Valid ID and RSVP required. RSVP here or email Anam Salem. Lunch will be provided.

This talk examines the implications of the increasing judicialization of the right to medicines for our conception of human rights.  In countries such as Brazil, tens of thousands of people a year now sue – almost all successfully — for access to specific medicines. I will situate the rise of this new human right in theoretical debates about the implications of human rights, and argue that, if it is unconnected to an account of the political economy of medicines, the way we think about this new right takes a troubling neoliberal form.

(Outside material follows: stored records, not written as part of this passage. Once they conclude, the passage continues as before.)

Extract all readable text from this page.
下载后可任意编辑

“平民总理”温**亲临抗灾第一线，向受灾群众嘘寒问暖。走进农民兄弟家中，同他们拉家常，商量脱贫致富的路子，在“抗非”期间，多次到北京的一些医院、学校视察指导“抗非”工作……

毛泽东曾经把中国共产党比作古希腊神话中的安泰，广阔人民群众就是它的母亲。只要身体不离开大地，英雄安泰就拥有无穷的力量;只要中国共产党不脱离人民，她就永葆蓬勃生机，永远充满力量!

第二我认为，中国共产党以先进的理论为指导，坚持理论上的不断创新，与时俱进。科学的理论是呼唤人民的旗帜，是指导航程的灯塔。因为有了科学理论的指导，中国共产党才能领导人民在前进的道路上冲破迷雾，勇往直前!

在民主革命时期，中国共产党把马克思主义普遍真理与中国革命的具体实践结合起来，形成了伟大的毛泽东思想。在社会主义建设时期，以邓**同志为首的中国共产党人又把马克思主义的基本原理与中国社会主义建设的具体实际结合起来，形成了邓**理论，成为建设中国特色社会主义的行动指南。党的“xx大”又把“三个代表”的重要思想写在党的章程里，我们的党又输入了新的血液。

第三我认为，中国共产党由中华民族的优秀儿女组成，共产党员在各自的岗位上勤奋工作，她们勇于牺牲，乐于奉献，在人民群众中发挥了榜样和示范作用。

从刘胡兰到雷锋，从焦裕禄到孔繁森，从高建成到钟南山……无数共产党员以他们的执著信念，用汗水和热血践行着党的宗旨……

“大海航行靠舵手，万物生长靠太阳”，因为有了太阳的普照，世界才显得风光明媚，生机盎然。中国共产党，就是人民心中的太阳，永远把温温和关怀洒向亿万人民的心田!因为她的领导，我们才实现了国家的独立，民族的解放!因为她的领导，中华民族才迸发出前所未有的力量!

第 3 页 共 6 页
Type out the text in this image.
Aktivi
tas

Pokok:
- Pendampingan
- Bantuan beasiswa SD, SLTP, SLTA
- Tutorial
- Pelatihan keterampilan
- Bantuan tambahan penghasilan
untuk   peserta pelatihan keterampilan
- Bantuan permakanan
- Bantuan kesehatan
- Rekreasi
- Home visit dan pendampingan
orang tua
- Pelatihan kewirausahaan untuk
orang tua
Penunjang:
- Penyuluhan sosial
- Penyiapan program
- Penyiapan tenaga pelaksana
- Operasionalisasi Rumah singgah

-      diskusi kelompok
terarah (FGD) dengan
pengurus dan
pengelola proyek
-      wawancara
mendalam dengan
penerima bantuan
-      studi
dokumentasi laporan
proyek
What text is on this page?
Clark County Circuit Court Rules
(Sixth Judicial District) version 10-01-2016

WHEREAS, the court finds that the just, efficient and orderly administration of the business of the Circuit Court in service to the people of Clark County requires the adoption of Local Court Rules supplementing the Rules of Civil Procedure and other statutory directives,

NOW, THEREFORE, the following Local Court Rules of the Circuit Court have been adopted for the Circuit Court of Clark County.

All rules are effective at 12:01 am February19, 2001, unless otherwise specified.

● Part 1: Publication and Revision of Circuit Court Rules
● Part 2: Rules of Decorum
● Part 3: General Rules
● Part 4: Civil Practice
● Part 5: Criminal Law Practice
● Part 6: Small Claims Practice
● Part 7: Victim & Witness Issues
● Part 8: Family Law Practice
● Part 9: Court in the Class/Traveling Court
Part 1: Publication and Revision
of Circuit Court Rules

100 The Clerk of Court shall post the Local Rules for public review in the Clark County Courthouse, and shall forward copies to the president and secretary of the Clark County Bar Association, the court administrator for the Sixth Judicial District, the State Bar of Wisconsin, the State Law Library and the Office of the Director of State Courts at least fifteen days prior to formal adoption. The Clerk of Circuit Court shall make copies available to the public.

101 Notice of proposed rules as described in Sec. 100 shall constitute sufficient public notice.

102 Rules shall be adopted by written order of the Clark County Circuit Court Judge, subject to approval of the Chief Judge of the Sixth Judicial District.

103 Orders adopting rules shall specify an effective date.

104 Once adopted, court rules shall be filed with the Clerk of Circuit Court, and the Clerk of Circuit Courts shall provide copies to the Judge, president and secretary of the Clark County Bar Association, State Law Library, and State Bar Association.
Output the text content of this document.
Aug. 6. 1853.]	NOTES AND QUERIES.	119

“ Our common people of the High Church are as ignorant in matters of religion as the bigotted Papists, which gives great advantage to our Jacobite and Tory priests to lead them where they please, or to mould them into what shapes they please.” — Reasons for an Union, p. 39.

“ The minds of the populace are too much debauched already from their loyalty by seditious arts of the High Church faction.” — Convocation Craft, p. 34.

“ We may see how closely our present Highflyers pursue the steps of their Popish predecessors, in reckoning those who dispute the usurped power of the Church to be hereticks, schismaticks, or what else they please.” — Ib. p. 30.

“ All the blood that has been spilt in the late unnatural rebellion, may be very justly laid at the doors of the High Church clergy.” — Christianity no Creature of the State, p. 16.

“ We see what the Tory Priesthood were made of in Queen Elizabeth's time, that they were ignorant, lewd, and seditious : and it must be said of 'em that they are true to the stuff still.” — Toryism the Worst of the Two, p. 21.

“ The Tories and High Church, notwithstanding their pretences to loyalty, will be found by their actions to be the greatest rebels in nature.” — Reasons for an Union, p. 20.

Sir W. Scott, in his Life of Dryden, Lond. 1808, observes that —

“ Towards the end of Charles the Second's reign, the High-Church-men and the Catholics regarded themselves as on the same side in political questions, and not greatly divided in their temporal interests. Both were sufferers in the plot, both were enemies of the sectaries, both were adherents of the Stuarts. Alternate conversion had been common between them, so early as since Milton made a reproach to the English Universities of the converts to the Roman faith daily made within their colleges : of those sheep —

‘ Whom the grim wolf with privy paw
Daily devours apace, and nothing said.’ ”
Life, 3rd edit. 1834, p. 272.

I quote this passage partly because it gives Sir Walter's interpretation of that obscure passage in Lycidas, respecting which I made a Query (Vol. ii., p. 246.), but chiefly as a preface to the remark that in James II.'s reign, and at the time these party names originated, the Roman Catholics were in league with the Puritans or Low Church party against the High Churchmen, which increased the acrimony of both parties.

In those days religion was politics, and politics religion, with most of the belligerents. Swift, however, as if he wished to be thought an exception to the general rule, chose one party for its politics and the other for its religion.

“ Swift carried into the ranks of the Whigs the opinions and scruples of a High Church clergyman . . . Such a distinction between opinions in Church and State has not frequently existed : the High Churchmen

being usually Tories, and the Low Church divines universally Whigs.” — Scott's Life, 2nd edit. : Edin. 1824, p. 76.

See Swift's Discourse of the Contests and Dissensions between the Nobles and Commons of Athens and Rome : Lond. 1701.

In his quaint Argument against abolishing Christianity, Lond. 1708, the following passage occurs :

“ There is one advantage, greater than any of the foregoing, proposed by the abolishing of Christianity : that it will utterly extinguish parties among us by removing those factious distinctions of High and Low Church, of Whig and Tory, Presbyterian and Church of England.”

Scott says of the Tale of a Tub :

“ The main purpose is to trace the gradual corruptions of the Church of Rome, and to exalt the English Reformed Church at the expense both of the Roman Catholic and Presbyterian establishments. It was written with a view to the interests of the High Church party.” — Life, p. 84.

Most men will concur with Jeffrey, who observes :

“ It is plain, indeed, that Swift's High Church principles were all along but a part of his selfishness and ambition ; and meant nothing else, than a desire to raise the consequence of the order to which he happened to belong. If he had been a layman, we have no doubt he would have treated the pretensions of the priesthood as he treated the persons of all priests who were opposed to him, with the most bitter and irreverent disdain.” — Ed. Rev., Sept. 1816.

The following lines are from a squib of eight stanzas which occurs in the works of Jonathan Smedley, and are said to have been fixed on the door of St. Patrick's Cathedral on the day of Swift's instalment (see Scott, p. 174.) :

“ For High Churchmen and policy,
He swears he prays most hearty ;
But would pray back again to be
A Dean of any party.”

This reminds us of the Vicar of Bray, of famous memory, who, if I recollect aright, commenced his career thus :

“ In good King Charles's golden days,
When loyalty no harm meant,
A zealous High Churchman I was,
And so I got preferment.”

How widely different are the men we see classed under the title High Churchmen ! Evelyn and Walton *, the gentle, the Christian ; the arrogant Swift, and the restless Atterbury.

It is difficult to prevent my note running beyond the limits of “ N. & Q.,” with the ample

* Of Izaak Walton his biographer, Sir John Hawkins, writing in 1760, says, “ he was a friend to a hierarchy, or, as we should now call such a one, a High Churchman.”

I also propose an alternative path, through which the right to medicines could more fundamentally challenge the current global order, in which many must go without the medicines they need and in which medicines for the poor are typically not developed.

About the Speaker 
Amy Kapczynski is a Professor of Law at Yale Law School and faculty director of the Global Health Justice Partnership. She joined the Yale Law faculty in January 2012. Her areas of research including information policy, intellectual property law, international law, and global health. Prior to coming to Yale, she taught at the University of California, Berkeley, School of Law. She also served as a law clerk to Justices Sandra Day O’Connor and Stephen G. Breyer at the U.S. Supreme Court, and to Judge Guido Calabresi on the U.S. Court of Appeals for the Second Circuit. She received her A.B. from Princeton University, M. Phil. from Cambridge University, M.A. from Queen Mary and Westfield College at University of London, and J.D. from Yale Law School.